If populations of polar pteropods decline significantly, the researchers say that decline could provoke a chain reaction of events through complex ocean ecosystems.  Pteropods are eaten by organisms ranging in size from zooplankton to whales and provide part of the diet of many fish, including commercially important species such as North Pacific salmon.

The material that makes up pteropod shells is aragonite, a common mineral form of calcium carbonate which is also secreted by other marine organisms to form external skeletal material.  Such organisms include varieties of stony corals that grow throughout the cold, dark recesses of the ocean. Unlike their better-known tropical cousins which grow in warm surface waters, these cold-water corals grow very slowly and can live to be hundreds of years old. Previous studies have already shown that ocean acidification will make tropical corals less able to build skeletal material, even before waters become corrosive.

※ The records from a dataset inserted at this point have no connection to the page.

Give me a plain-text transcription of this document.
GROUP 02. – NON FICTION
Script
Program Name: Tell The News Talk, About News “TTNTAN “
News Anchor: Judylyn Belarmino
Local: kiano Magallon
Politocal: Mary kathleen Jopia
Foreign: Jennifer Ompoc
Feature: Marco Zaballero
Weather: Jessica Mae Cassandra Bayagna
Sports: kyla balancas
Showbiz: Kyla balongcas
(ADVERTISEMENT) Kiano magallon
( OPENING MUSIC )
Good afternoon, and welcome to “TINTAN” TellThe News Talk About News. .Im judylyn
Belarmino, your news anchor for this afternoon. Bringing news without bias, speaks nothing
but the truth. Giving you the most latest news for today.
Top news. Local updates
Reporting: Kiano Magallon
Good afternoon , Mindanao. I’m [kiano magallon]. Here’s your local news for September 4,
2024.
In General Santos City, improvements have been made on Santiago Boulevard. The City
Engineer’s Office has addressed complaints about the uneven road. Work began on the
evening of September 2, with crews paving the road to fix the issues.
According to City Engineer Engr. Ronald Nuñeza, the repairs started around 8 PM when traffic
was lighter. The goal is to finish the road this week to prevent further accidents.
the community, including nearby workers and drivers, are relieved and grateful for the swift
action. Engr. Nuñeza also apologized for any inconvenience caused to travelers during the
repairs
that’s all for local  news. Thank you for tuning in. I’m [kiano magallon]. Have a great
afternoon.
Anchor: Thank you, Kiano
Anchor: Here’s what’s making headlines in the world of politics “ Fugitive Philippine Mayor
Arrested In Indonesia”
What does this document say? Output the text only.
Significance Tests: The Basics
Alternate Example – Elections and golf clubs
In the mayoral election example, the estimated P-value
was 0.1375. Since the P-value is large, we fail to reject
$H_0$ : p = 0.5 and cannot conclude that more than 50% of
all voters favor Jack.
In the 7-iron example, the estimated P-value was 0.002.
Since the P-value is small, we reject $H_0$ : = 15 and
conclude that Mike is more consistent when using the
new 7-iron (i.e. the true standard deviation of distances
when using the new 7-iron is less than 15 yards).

However, the cold-water corals will be the first to be bathed in waters that are actually corrosive to aragonite.

In recent years, human occupied and remotely controlled submersibles have begun to provide scientists with photographs of the beautiful skeletal structures of cold-water corals. These calcium carbonate skeletons are essential not only for their survival, but also for providing the habitats for diverse ecosystems, including deep-sea fish, eels, crabs, and sea urchins.

Cold-water corals are already threatened by open-ocean trawling for bottom fish.  Ocean acidification will add further pressure on cold-water corals, especially those made of aragonite. These corals are most abundant in the North Atlantic, where they form massive deep reefs. Unfortunately, North Atlantic polar and subpolar waters that now offer hospitable refuge down to depths of 3 kilometers, or  about  two miles, will become mostly corrosive by the end of the century due to the invasion of fossil fuel CO2.

Other marine organisms among the first to show signs of corrosion from ocean acidification are those that construct external skeletons out of another variety of calcium carbonate rich in magnesium.  These organisms include sea urchins and coralline algae, which are common on the Arctic and Antarctic sea floor.

This new study has demonstrated that cold polar surface waters will start to become corrosive to these calcifying organisms once the atmospheric CO2 level reaches about 600 parts per million. Although  that  number is 60% more than the current level, Doney and colleagues say it could be attained by the middle of this century and note there is now urgency for new research to respond to a much tougher question: To what extent will ocean acidification alter marine ecosystems and biodiversity?